Friday, October 01, 2004 - Posts

Performance - Loading XML Documents

With my focus on .NET technologies one of the things that I find myself doing very often is processing XML data in some form or the other. This is one of the areas that the .NET class library provides numerous options and while these options are well documented I still find many developers not fully aware of the potential impact that there choice of XML processing technology could have on the scalability of the software being developed. To that end I have chosen 5 alternatives to loading an XML document into memory for further processing.

  1) XmlDocument class
  2) Untyped DataSet
  3) Typed DataSet
  4) XmlSerializer
  5) XmlTextReader

For each of these I benchmarked the time required to create an in-memory representation of the XML document. For the XmlDocument I used the following code

XmlDocument dom = new XmlDocument();
dom.Load("c:\\orders.xml");

The untyped DataSet was equally simple

  DataSet ds = new DataSet();
  ds.ReadXml("c:\\orders.xml");

For the typed DataSet I created a XSD that represented the XML Document to be loaded from that I generated the typed DataSet and used the following code to load the DataSet

  DSOrders ds = new DSOrders();
  ds.ReadXml("c:\\orders.xml");

Then for the XmlSerializer and the XmlTextReader I needed to build a set of classes that could be populated with the data from the XML Document.
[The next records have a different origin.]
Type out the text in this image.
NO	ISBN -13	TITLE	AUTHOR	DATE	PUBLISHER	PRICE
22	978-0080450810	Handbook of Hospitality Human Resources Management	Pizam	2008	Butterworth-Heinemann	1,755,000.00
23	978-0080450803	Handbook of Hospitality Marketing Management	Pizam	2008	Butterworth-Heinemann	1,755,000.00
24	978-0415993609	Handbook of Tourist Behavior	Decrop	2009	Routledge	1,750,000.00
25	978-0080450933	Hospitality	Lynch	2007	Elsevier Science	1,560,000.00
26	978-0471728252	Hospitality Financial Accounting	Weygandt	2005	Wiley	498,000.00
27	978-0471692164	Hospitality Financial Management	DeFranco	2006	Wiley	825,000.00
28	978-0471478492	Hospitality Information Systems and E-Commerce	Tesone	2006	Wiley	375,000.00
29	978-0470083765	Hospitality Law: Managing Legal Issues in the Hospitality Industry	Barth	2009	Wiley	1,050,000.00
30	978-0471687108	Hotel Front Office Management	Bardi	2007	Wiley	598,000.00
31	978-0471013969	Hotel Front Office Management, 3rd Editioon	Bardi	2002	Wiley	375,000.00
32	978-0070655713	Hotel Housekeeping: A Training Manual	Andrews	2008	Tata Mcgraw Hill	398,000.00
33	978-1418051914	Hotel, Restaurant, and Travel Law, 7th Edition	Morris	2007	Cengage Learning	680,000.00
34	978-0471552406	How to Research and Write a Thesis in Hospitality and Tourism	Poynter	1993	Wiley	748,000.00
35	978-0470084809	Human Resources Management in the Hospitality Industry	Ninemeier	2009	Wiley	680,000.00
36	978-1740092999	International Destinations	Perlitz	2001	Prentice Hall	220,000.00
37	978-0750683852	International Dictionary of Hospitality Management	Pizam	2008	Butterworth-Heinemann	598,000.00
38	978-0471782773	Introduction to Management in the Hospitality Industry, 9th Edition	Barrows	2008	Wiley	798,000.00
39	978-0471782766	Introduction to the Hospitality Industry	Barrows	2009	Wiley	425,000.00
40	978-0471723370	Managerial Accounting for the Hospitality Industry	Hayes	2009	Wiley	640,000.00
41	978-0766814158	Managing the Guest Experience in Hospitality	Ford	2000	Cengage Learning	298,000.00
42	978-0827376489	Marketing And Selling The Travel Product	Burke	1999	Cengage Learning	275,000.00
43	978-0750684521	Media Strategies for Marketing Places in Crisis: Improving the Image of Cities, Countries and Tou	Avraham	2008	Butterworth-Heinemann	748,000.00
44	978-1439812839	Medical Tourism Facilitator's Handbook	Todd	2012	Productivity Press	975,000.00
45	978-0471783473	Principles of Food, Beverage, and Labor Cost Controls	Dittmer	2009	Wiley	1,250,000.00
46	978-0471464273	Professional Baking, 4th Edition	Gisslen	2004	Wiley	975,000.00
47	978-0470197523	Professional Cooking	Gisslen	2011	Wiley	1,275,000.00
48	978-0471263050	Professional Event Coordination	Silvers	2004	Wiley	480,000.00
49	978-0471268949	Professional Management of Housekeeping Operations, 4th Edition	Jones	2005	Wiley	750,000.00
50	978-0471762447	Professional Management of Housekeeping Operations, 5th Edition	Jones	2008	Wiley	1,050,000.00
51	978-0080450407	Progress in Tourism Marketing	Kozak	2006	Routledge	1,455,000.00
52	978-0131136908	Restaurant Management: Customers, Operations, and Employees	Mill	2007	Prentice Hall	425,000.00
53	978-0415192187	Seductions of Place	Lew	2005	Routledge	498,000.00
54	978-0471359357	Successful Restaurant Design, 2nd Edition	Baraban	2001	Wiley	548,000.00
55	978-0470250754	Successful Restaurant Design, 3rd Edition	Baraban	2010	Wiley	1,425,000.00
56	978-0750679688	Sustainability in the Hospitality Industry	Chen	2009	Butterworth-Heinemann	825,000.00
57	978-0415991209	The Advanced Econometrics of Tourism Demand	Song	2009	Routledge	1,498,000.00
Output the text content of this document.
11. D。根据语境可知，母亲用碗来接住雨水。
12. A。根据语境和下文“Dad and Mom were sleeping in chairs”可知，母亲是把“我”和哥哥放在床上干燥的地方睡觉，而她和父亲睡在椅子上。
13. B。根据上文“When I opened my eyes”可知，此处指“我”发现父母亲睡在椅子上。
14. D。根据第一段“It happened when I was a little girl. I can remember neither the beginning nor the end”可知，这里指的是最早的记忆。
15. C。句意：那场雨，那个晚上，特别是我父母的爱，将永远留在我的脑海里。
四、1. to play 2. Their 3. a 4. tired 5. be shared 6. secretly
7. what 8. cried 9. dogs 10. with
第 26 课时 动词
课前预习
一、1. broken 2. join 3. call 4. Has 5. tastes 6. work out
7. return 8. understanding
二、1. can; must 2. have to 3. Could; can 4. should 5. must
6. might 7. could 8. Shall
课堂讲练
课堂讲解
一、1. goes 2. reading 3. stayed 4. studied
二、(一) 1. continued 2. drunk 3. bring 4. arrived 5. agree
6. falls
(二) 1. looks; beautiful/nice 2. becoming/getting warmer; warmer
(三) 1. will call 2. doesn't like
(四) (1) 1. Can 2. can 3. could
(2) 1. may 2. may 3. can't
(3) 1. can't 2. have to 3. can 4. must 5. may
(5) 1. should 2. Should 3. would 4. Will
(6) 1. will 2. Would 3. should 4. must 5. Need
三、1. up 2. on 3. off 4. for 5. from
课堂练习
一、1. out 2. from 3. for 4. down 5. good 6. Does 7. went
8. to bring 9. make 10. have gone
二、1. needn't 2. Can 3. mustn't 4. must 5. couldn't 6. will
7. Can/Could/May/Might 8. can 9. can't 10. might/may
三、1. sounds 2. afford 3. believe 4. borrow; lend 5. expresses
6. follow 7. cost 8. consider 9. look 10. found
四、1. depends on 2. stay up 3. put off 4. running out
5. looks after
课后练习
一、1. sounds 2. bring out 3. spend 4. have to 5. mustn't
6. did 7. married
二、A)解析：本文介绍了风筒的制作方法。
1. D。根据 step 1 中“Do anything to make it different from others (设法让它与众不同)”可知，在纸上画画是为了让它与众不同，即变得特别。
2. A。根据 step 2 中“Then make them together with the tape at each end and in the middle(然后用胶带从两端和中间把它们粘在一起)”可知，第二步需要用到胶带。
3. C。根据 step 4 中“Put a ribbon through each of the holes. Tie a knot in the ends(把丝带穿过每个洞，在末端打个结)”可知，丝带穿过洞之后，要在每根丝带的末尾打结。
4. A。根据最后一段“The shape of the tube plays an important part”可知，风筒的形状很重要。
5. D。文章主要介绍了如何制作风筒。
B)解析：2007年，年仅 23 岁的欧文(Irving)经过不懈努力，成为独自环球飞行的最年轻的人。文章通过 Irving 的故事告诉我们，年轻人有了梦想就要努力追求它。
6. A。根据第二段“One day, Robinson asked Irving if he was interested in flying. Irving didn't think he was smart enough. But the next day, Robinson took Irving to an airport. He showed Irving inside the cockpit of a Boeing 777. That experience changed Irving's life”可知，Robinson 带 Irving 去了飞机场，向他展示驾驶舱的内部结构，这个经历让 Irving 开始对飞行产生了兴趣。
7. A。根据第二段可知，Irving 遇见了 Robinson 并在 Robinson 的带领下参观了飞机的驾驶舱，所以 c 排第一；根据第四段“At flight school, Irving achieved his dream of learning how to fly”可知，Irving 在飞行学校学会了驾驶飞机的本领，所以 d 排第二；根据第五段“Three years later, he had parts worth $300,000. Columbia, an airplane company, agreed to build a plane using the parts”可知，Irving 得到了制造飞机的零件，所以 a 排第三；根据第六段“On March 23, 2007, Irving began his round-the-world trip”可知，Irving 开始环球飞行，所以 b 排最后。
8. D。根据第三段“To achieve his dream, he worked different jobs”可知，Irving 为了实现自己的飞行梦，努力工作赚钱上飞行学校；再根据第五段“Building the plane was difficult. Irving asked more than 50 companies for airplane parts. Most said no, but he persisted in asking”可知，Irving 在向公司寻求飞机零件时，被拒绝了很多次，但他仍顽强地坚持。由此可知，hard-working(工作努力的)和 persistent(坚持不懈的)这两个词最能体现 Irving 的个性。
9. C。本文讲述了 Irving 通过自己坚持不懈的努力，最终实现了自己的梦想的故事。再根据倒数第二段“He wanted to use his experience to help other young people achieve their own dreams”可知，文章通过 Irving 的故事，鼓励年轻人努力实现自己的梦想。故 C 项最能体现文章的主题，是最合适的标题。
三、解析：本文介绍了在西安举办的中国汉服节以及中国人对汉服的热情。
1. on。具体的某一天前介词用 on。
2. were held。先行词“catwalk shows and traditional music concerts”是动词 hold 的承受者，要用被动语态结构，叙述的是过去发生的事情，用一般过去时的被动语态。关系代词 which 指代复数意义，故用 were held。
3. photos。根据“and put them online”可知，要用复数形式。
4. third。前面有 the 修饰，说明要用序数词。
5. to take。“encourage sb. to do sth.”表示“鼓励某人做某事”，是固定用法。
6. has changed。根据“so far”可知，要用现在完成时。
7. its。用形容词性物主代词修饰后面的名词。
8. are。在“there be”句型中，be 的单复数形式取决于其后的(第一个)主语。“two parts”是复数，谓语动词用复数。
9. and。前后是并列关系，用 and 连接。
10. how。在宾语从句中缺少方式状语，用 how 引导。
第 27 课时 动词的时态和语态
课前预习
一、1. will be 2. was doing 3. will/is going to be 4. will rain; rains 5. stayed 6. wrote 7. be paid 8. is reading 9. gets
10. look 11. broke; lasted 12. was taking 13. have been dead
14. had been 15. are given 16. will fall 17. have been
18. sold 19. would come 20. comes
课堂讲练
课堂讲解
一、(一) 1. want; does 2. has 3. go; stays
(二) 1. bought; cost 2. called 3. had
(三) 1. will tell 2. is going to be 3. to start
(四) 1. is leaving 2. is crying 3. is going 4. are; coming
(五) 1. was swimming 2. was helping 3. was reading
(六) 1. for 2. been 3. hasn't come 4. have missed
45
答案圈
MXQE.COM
For this purpose I created the following classes to represent the data.

[Serializable(), XmlRoot("data")]
public class Data
{
  [XmlElement()]
 
public Order[] orders;
}

[Serializable()]
public class Order
{
  [XmlAttribute()]
public string OrderID;
 
[XmlAttribute()]public string CustomerID;
  [XmlAttribute()]
public string EmployeeID;
  [XmlAttribute()]
public string OrderDate;
  [XmlAttribute()]
public string RequiredDate;
  [XmlAttribute()]
public string ShippedDate;
  [XmlAttribute()]
public string ShipVia
  [XmlAttribute()]
public string Freight;
  [XmlAttribute()]
public string ShipName;
  [XmlAttribute()]
public string ShipAddress;
  [XmlAttribute()]
public string ShipCity;
  [XmlAttribute()]
public string ShipPostalCode;
  [XmlAttribute()]
public string ShipCountry;
}

The above classes represent a collection of orders and as you might have guessed by now the data in the XML document is derived from the Northwinds Orders table. With the classes defined using the XmlSerializer was a simple matter as the following code snip shows:

  XmlSerializer xmlser = new XmlSerializer(typeof(Data));
  StreamReader rdr =
new StreamReader("c:\\orders_small.xml");
  Data d = (Data)xmlser.Deserialize(rdr);

And then there was the more verbose code using the XmlTextReader to load the XML data into instances of the Order class and add them to the Data class’ orders collection. For brevity I will not include that code here.

Once all the code was written I put the code through my benchmarking application. I ran each test twice first with a XML document containing 860 records and a second time with a smaller set of 10 records. Since the results where very similar I will only show the results for the larger set. The following graph shows the median time taken for each of the techniques.

Test

Time (Seconds)

XmlDocument

0.193951745263714

Untyped DataSet

0.435501439428754

Typed DataSet

0.129763140287383

XmlSerializer

0.087618677792848

XmlTextReader

0.0392390653001988

There is of course on catch with the XmlSerializer which is not depicted in the above results and that is the initial cost of instantiation. When an instance of XmlSerializer is created for a particular type a temporary assembly is created which is dedicated to performing the serialization and de-serialization of objects of that type. Since this is a once off cost I ignored this overhead and while less significant I also did the same for the other tests. Only the XmlTextReader solution had no initial setup costs.

Conclusion

For tasks where the XML schema is known upfront I feel that the XmlSerializer gives the best balance between lines of code written and performance. While the typed DataSet is a very good performer it is much less flexible than the XmlSerializer. The XmlDocument is infinitely more flexible but you pay for that in performance and memory consumption even though I ensured that all the tests loaded the entire XML into a memory structure the XmlDocument was significantly more expensive in terms of memory consumption, but I leave that for a later post.

With its short comings and all, I am a big fan of the XmlSerializer and through clever use of the XML Serialization attributes find that I can manipulate most XML document structures.

For the tests run I did not make any attempts to optimize the code that was executed, especially in the case of the XmlTextReader where I took a very straight forward approach which could easily have been improved especially with regards to memory consumption.